Tuttavia, nel 1528, decise di partire ancora una volta dall’Italia per prestare servizio a Carlo V in Spagna. Nel viaggio si trattenne, però, a Parigi, dove il re Francesco I ne combinò le nozze con Carlotta d’Orléans-Longueville (1512-1549), figlia di Luigi d’Orléans duca di Longueville e conte di Neuchâtel e di Jeanne de Hochberg, preziosa alleata dei Cantoni svizzeri. Il matrimonio, celebrato in quello stesso anno presso il castello di Saint-Germain, in presenza della corte del re di Francia, portò a Filippo da parte del sovrano francese una pensione di 60.000 lire tornesi e il titolo di duca di Nemours, insieme con le signorie su Château-Landon, Nogent et Pont-sur-Yonne.
Nemours era nato dall’agglomerato di alcune abitazioni intorno a un oratorio fondato da Gualtiero I, ciambellano di Luigi VII. Eretto in contea dal re Carlo V, era stato innalzato in ducato nel 1404 a favore di Carlo III di Navarra, dal quale era passato agli Armagnac e di nuovo alla Corona di Francia. Nel 1506 ne era stato investito Gastone di Foix (1489-1512), nipote per parte di madre del re Luigi XII di Francia.
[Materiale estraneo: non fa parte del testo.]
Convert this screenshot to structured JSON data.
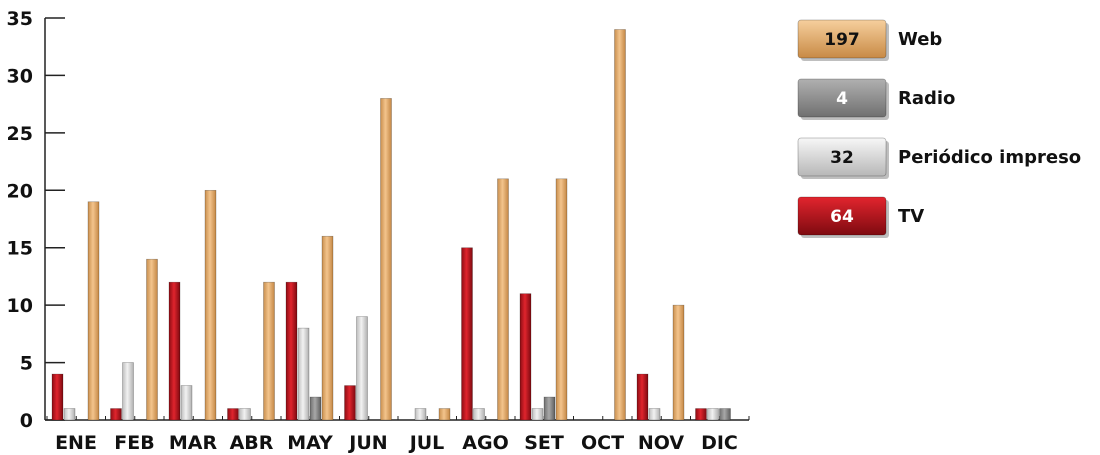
{
  "chart_data": {
    "type": "bar",
    "categories": [
      "ENE",
      "FEB",
      "MAR",
      "ABR",
      "MAY",
      "JUN",
      "JUL",
      "AGO",
      "SET",
      "OCT",
      "NOV",
      "DIC"
    ],
    "series": [
      {
        "name": "TV",
        "total": "64",
        "color": "#c0161f",
        "values": [
          4,
          1,
          12,
          1,
          12,
          3,
          0,
          15,
          11,
          0,
          4,
          1
        ]
      },
      {
        "name": "Periódico impreso",
        "total": "32",
        "color": "#dcdcdc",
        "values": [
          1,
          5,
          3,
          1,
          8,
          9,
          1,
          1,
          1,
          0,
          1,
          1
        ]
      },
      {
        "name": "Radio",
        "total": "4",
        "color": "#8e8e8e",
        "values": [
          0,
          0,
          0,
          0,
          2,
          0,
          0,
          0,
          2,
          0,
          0,
          1
        ]
      },
      {
        "name": "Web",
        "total": "197",
        "color": "#e8b06e",
        "values": [
          19,
          14,
          20,
          12,
          16,
          28,
          1,
          21,
          21,
          34,
          10,
          0
        ]
      }
    ],
    "legend_order": [
      "Web",
      "Radio",
      "Periódico impreso",
      "TV"
    ],
    "ylim": [
      0,
      35
    ],
    "yticks": [
      0,
      5,
      10,
      15,
      20,
      25,
      30,
      35
    ],
    "grid": false,
    "legend_position": "right"
  }
}
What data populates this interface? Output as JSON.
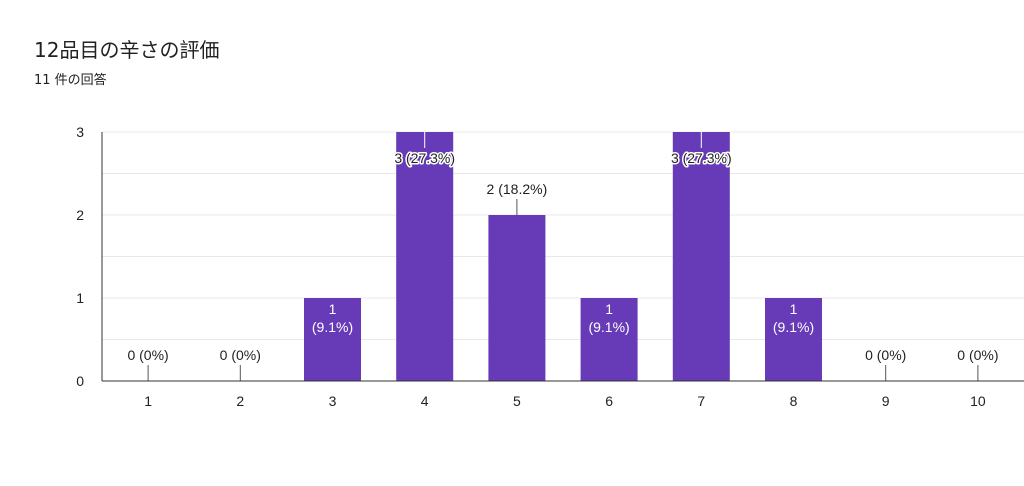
{
  "title": "12品目の辛さの評価",
  "subtitle": "11 件の回答",
  "colors": {
    "bar": "#673ab7",
    "grid": "#e8e8e8",
    "axis": "#333333",
    "text": "#222222"
  },
  "chart_data": {
    "type": "bar",
    "categories": [
      "1",
      "2",
      "3",
      "4",
      "5",
      "6",
      "7",
      "8",
      "9",
      "10"
    ],
    "values": [
      0,
      0,
      1,
      3,
      2,
      1,
      3,
      1,
      0,
      0
    ],
    "data_labels": [
      "0 (0%)",
      "0 (0%)",
      "1 (9.1%)",
      "3 (27.3%)",
      "2 (18.2%)",
      "1 (9.1%)",
      "3 (27.3%)",
      "1 (9.1%)",
      "0 (0%)",
      "0 (0%)"
    ],
    "y_ticks": [
      0,
      1,
      2,
      3
    ],
    "ylim": [
      0,
      3
    ],
    "grid": true
  }
}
Alla sua morte, il ducato era rimasto dapprima libero, poi era passato a Giuliano de’ Medici, quindi a sua moglie Filiberta di Savoia, scomparsa nel 1524. Il titolo di duca di Nemours, dichiarato nel 1528 trasmissibile anche alla discendenza femminile (le ultime due sarebbero state Maria Francesca Elisabetta regina di Portogallo, scomparsa nel 1683, e Maria Giovanna Battista, moglie del duca Carlo Emanuele II), ebbe conseguenze importanti per la sua discendenza, trasformandola in uno dei casati fedeli alla Corona francese, coperta di grandi dignità e rendite.
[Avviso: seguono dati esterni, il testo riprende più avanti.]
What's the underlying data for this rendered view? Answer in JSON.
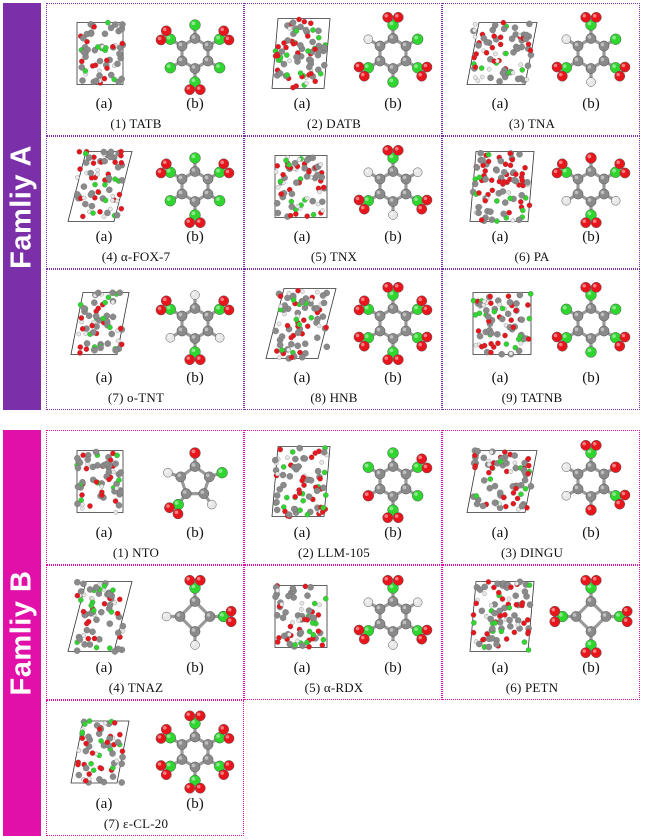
{
  "colors": {
    "family_a": "#7b2fa8",
    "family_b": "#e010a8",
    "carbon": "#8a8a8a",
    "oxygen": "#e8161c",
    "nitrogen": "#2ed62e",
    "hydrogen": "#e8e8e8"
  },
  "families": [
    {
      "label": "Famliy A",
      "compounds": [
        {
          "num": "(1)",
          "name": "TATB",
          "sub_a": "(a)",
          "sub_b": "(b)"
        },
        {
          "num": "(2)",
          "name": "DATB",
          "sub_a": "(a)",
          "sub_b": "(b)"
        },
        {
          "num": "(3)",
          "name": "TNA",
          "sub_a": "(a)",
          "sub_b": "(b)"
        },
        {
          "num": "(4)",
          "name": "α-FOX-7",
          "sub_a": "(a)",
          "sub_b": "(b)"
        },
        {
          "num": "(5)",
          "name": "TNX",
          "sub_a": "(a)",
          "sub_b": "(b)"
        },
        {
          "num": "(6)",
          "name": "PA",
          "sub_a": "(a)",
          "sub_b": "(b)"
        },
        {
          "num": "(7)",
          "name": "o-TNT",
          "sub_a": "(a)",
          "sub_b": "(b)"
        },
        {
          "num": "(8)",
          "name": "HNB",
          "sub_a": "(a)",
          "sub_b": "(b)"
        },
        {
          "num": "(9)",
          "name": "TATNB",
          "sub_a": "(a)",
          "sub_b": "(b)"
        }
      ]
    },
    {
      "label": "Famliy B",
      "compounds": [
        {
          "num": "(1)",
          "name": "NTO",
          "sub_a": "(a)",
          "sub_b": "(b)"
        },
        {
          "num": "(2)",
          "name": "LLM-105",
          "sub_a": "(a)",
          "sub_b": "(b)"
        },
        {
          "num": "(3)",
          "name": "DINGU",
          "sub_a": "(a)",
          "sub_b": "(b)"
        },
        {
          "num": "(4)",
          "name": "TNAZ",
          "sub_a": "(a)",
          "sub_b": "(b)"
        },
        {
          "num": "(5)",
          "name": "α-RDX",
          "sub_a": "(a)",
          "sub_b": "(b)"
        },
        {
          "num": "(6)",
          "name": "PETN",
          "sub_a": "(a)",
          "sub_b": "(b)"
        },
        {
          "num": "(7)",
          "name": "ε-CL-20",
          "sub_a": "(a)",
          "sub_b": "(b)"
        }
      ]
    }
  ]
}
Nello stesso 1528 nacque il futuro duca Emanuele Filiberto di Savoia, interrompendo le speranze di Filippo di succedere al duca sabaudo e accentuandone lo schieramento a favore della Francia.
Filippo morì il 15 novembre 1533 a Marsiglia, durante i grandiosi festeggiamenti per le nozze di Enrico II con Caterina de’ Medici. La salma fu condotta ad Annecy (che divenne da allora luogo di sepoltura della sua famiglia) e posta nella cappella del castello, dove rimase sino alla primavera successiva, venendo poi inumata, il 19 marzo 1534, nella chiesa di Notre-Dame de Liesse.
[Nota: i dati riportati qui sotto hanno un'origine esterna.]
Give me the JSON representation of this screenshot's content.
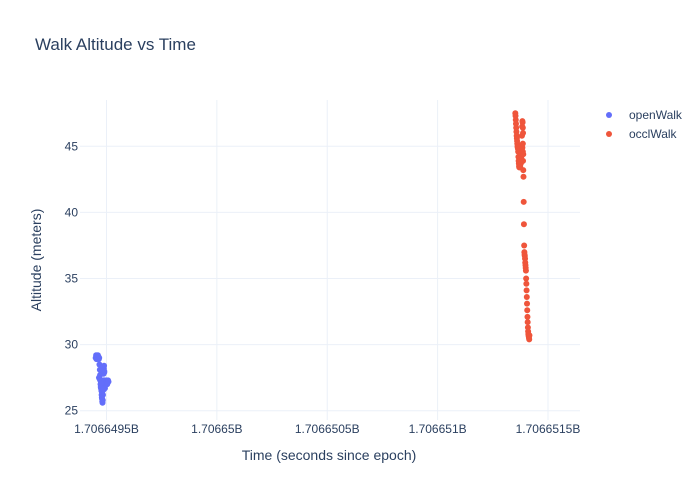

Lasciò due figli, nati dalla moglie Carlotta: Giacomo (1531-1585), duca di Ginevra e di Nemours, futuro marito di Anna d’Este (1531-1607), e Giovanna (1532-1568), andata sposa nel 1555 a Nicola di Lorena-Vaudémont (1524-1577), duca di Mercoeur. Nel 1534 la vedova, per ordine del duca di Savoia, assunse il controllo sul destino dei figli, ricevendone la tutela e il riconoscimento di un appannaggio. Fino alla sua scomparsa, Carlotta difese tali prerogative e beni. Il figlio trascorse l’infanzia ad Annecy, da dove tuttavia partì per insediarsi presso la corte di Francia, dove intraprese una brillante carriera militare agli ordini del duca di Guisa proseguendo la linea dei duchi di Nemours.
Fonti e Bibl.: G. Claretta, Vita di Maria Francesca Elisabetta di Savoia Nemours, regina di Portogallo, Torino 1865, pp. 9-14; O. Majolo Molinari, F. di S. duca di Nemours, Torino 1938; L. Perrillat, L’apanage de Genevois aux XVIe et XVIIe siècles. Pouvoirs, institutions, societé, Annecy 2006, pp. 65-69.